LIBERDADE DE IMPRENSA

TV pública corre risco de se fundir com Governo Federal, denunciam jornalistas do MA

Em nota, foi afirmado que a decisão de tornar a TV Brasil do Maranhão e de São Paulo apenas retransmissoras de conteúdo faz parte de um desmonte da comunicação pública, planejado pelo Governo Bolsonaro

TV Brasil, no Maranhão. Foto: Reprodução

As concessões localizadas no Maranhão e em São Paulo da agência pública de notícias TV Brasil passarão a ser apenas retransmissoras de conteúdo, em vez de produtoras. O desmonte foi denunciado pela Frente em defesa da EBC e da comunicação pública. Segundo eles, o objetivo faria parte de um plano de fundir a TV Brasil com a TV Nacional do Brasil (NBR), controlada pelo Governo Federal.

A Frente diz que a medida partiu do novo presidente da empresa, Alexandre Graziani, e foi anunciada no dia 27 de fevereiro deste ano. “É mais uma forma de sucatear a empresa e impedir que a TV Brasil continue a produzir conteúdos nesses dois estados.”

“A medida se soma a intenção do governo Bolsonaro, expressa pelo ministro Santos Cruz – a quem a EBC é legalmente vinculada – de fundir a emissora pública com a NBR, a TV do Governo, em uma atitude que fere a legislação e Constituição Federal”, relata a nota de repúdio.

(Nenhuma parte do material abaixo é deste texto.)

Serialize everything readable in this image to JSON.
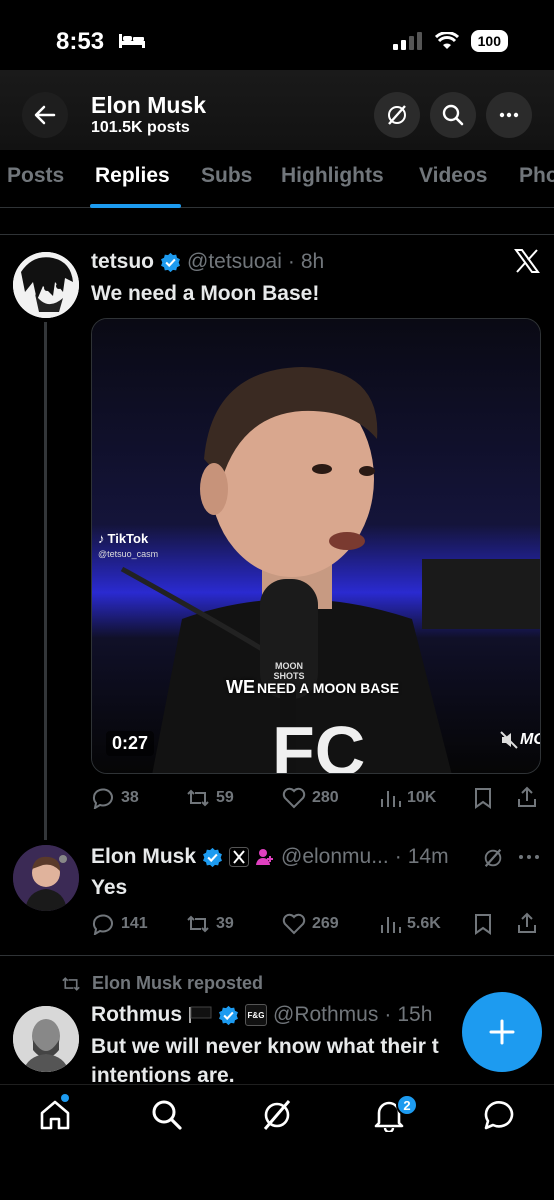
{
  "status_bar": {
    "time": "8:53",
    "battery": "100"
  },
  "header": {
    "title": "Elon Musk",
    "subtitle": "101.5K posts"
  },
  "tabs": [
    {
      "label": "Posts"
    },
    {
      "label": "Replies"
    },
    {
      "label": "Subs"
    },
    {
      "label": "Highlights"
    },
    {
      "label": "Videos"
    },
    {
      "label": "Pho"
    }
  ],
  "active_tab": "Replies",
  "tweet1": {
    "name": "tetsuo",
    "handle": "@tetsuoai",
    "time": "8h",
    "text": "We need a Moon Base!",
    "media": {
      "tiktok_label": "TikTok",
      "tiktok_user": "@tetsuo_casm",
      "caption_we": "WE",
      "caption_rest": "NEED A MOON BASE",
      "duration": "0:27",
      "mic_label_1": "MOON",
      "mic_label_2": "SHOTS",
      "shirt_text": "FC",
      "corner_text": "MO"
    },
    "stats": {
      "replies": "38",
      "reposts": "59",
      "likes": "280",
      "views": "10K"
    }
  },
  "tweet2": {
    "name": "Elon Musk",
    "handle": "@elonmu...",
    "time": "14m",
    "text": "Yes",
    "stats": {
      "replies": "141",
      "reposts": "39",
      "likes": "269",
      "views": "5.6K"
    }
  },
  "tweet3": {
    "repost_label": "Elon Musk reposted",
    "name": "Rothmus",
    "badge_text": "F&G",
    "handle": "@Rothmus",
    "time": "15h",
    "text_line1": "But we will never know what their t",
    "text_line2": "intentions are."
  },
  "bottom_nav": {
    "notifications_count": "2"
  },
  "colors": {
    "accent": "#1d9bf0",
    "background": "#000000",
    "muted": "#71767b"
  }
}
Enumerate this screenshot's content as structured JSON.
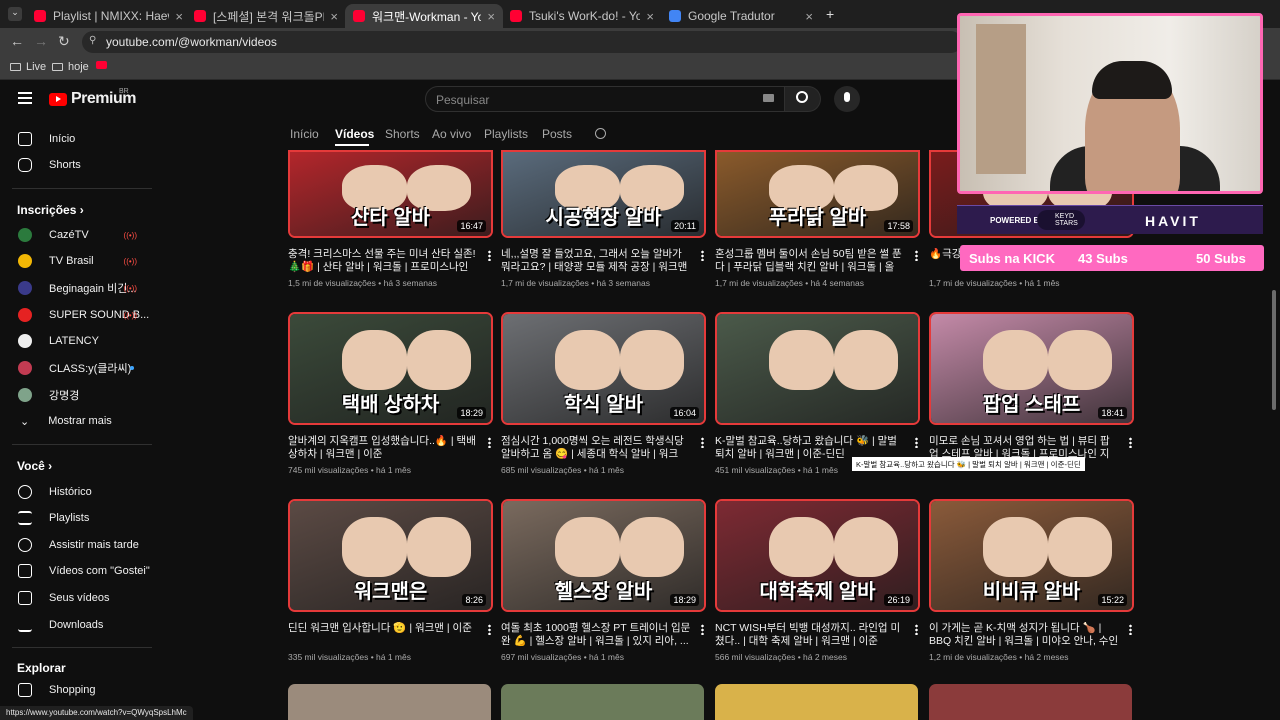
{
  "browser": {
    "tabs": [
      {
        "title": "Playlist | NMIXX: Haewon Work",
        "favicon": "youtube"
      },
      {
        "title": "[스페셜] 본격 워크돌PD 앞담화",
        "favicon": "youtube"
      },
      {
        "title": "워크맨-Workman - YouTube",
        "favicon": "youtube",
        "active": true
      },
      {
        "title": "Tsuki's WorK-do! - YouTube",
        "favicon": "youtube"
      },
      {
        "title": "Google Tradutor",
        "favicon": "google-translate"
      }
    ],
    "new_tab": "+",
    "url": "youtube.com/@workman/videos",
    "bookmarks": [
      "Live",
      "hoje"
    ],
    "status_url": "https://www.youtube.com/watch?v=QWyqSpsLhMc"
  },
  "youtube": {
    "logo_text": "Premium",
    "region": "BR",
    "search_placeholder": "Pesquisar",
    "sidebar": {
      "main": [
        {
          "label": "Início",
          "icon": "home-icon"
        },
        {
          "label": "Shorts",
          "icon": "shorts-icon"
        }
      ],
      "subscriptions_title": "Inscrições",
      "subscriptions": [
        {
          "label": "CazéTV",
          "live": true,
          "color": "#2b7a3d"
        },
        {
          "label": "TV Brasil",
          "live": true,
          "color": "#f2b705"
        },
        {
          "label": "Beginagain 비긴...",
          "live": true,
          "color": "#3a3a8a"
        },
        {
          "label": "SUPER SOUND B...",
          "live": true,
          "color": "#e52222"
        },
        {
          "label": "LATENCY",
          "live": false,
          "color": "#eeeeee"
        },
        {
          "label": "CLASS:y(클라씨)",
          "live": false,
          "new": true,
          "color": "#c23b52"
        },
        {
          "label": "강명경",
          "live": false,
          "color": "#7fa38a"
        }
      ],
      "show_more": "Mostrar mais",
      "you_title": "Você",
      "you": [
        {
          "label": "Histórico",
          "icon": "history-icon"
        },
        {
          "label": "Playlists",
          "icon": "playlists-icon"
        },
        {
          "label": "Assistir mais tarde",
          "icon": "watch-later-icon"
        },
        {
          "label": "Vídeos com \"Gostei\"",
          "icon": "like-icon"
        },
        {
          "label": "Seus vídeos",
          "icon": "your-videos-icon"
        },
        {
          "label": "Downloads",
          "icon": "download-icon"
        }
      ],
      "explore_title": "Explorar",
      "explore": [
        {
          "label": "Shopping",
          "icon": "shopping-icon"
        }
      ]
    },
    "channel_tabs": [
      "Início",
      "Vídeos",
      "Shorts",
      "Ao vivo",
      "Playlists",
      "Posts"
    ],
    "active_tab": "Vídeos",
    "videos": [
      {
        "title": "충격! 크리스마스 선물 주는 미녀 산타 실존! 🎄🎁 | 산타 알바 | 워크돌 | 프로미스나인 ...",
        "views": "1,5 mi de visualizações",
        "age": "há 3 semanas",
        "duration": "16:47",
        "caption": "산타 알바",
        "bg": "#b3262b"
      },
      {
        "title": "네,,,설명 잘 들었고요, 그래서 오늘 알바가 뭐라고요? | 태양광 모듈 제작 공장 | 워크맨 | ...",
        "views": "1,7 mi de visualizações",
        "age": "há 3 semanas",
        "duration": "20:11",
        "caption": "시공현장 알바",
        "bg": "#5a6b7c"
      },
      {
        "title": "혼성그룹 멤버 둘이서 손님 50팀 받은 썰 푼다 | 푸라닭 딥블랙 치킨 알바 | 워크돌 | 올데...",
        "views": "1,7 mi de visualizações",
        "age": "há 4 semanas",
        "duration": "17:58",
        "caption": "푸라닭 알바",
        "bg": "#8a5a2b"
      },
      {
        "title": "🔥극강... 삽 알바",
        "views": "1,7 mi de visualizações",
        "age": "há 1 mês",
        "duration": "",
        "caption": "",
        "bg": "#7a1c1c"
      },
      {
        "title": "알바계의 지옥캠프 입성했습니다..🔥 | 택배 상하차 | 워크맨 | 이준",
        "views": "745 mil visualizações",
        "age": "há 1 mês",
        "duration": "18:29",
        "caption": "택배 상하차",
        "bg": "#3b4a3a"
      },
      {
        "title": "점심시간 1,000명씩 오는 레전드 학생식당 알바하고 옴 😋 | 세종대 학식 알바 | 워크돌...",
        "views": "685 mil visualizações",
        "age": "há 1 mês",
        "duration": "16:04",
        "caption": "학식 알바",
        "bg": "#6d6f73"
      },
      {
        "title": "K-말벌 참교육..당하고 왔습니다 🐝 | 말벌 퇴치 알바 | 워크맨 | 이준-딘딘",
        "views": "451 mil visualizações",
        "age": "há 1 mês",
        "duration": "",
        "caption": "",
        "bg": "#4b5a4a",
        "hovered": true
      },
      {
        "title": "미모로 손님 꼬셔서 영업 하는 법 | 뷰티 팝업 스테프 알바 | 워크돌 | 프로미스나인 지원...",
        "views": "",
        "age": "",
        "duration": "18:41",
        "caption": "팝업 스태프",
        "bg": "#c48aa8"
      },
      {
        "title": "딘딘 워크맨 입사합니다 🫡 | 워크맨 | 이준",
        "views": "335 mil visualizações",
        "age": "há 1 mês",
        "duration": "8:26",
        "caption": "워크맨은",
        "bg": "#5b4a44"
      },
      {
        "title": "여돌 최초 1000평 헬스장 PT 트레이너 입문완 💪 | 헬스장 알바 | 워크돌 | 있지 리아, ...",
        "views": "697 mil visualizações",
        "age": "há 1 mês",
        "duration": "18:29",
        "caption": "헬스장 알바",
        "bg": "#7a6a5e"
      },
      {
        "title": "NCT WISH부터 빅뱅 대성까지.. 라인업 미쳤다.. | 대학 축제 알바 | 워크맨 | 이준",
        "views": "566 mil visualizações",
        "age": "há 2 meses",
        "duration": "26:19",
        "caption": "대학축제 알바",
        "bg": "#7d2a33"
      },
      {
        "title": "이 가게는 곧 K-치맥 성지가 됩니다 🍗 | BBQ 치킨 알바 | 워크돌 | 미야오 안나, 수인",
        "views": "1,2 mi de visualizações",
        "age": "há 2 meses",
        "duration": "15:22",
        "caption": "비비큐 알바",
        "bg": "#8a5a3a"
      }
    ],
    "tooltip": "K-말벌 참교육..당하고 왔습니다 🐝 | 말벌 퇴치 알바 | 워크맨 | 이준-딘딘"
  },
  "overlay": {
    "sponsor_label": "POWERED BY",
    "sponsor_brand": "KEYD STARS",
    "sponsor_brand2": "HAVIT",
    "subs_kick": "Subs na KICK",
    "subs_a": "43 Subs",
    "subs_b": "50 Subs"
  }
}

TV Brasil Maranhão. Foto: Reprodução

Com o desmonte das TV nestes dois estados, passaria a haver produtoras de conteúdo apenas em Brasília e no Rio de Janeiro. Na semana passada, o Ministro da Secretaria de Governo, Santos Cruz, esteve presente na praça maranhense para estudar o que será feito na reestruturação.

Segundo Luanda Belo, jornalista da Repórter Brasil Maranhão, os funcionários ainda não sabem o que vai acontecer com o desmonte – mas temem que cerca de 30 deles podem ser demitidos.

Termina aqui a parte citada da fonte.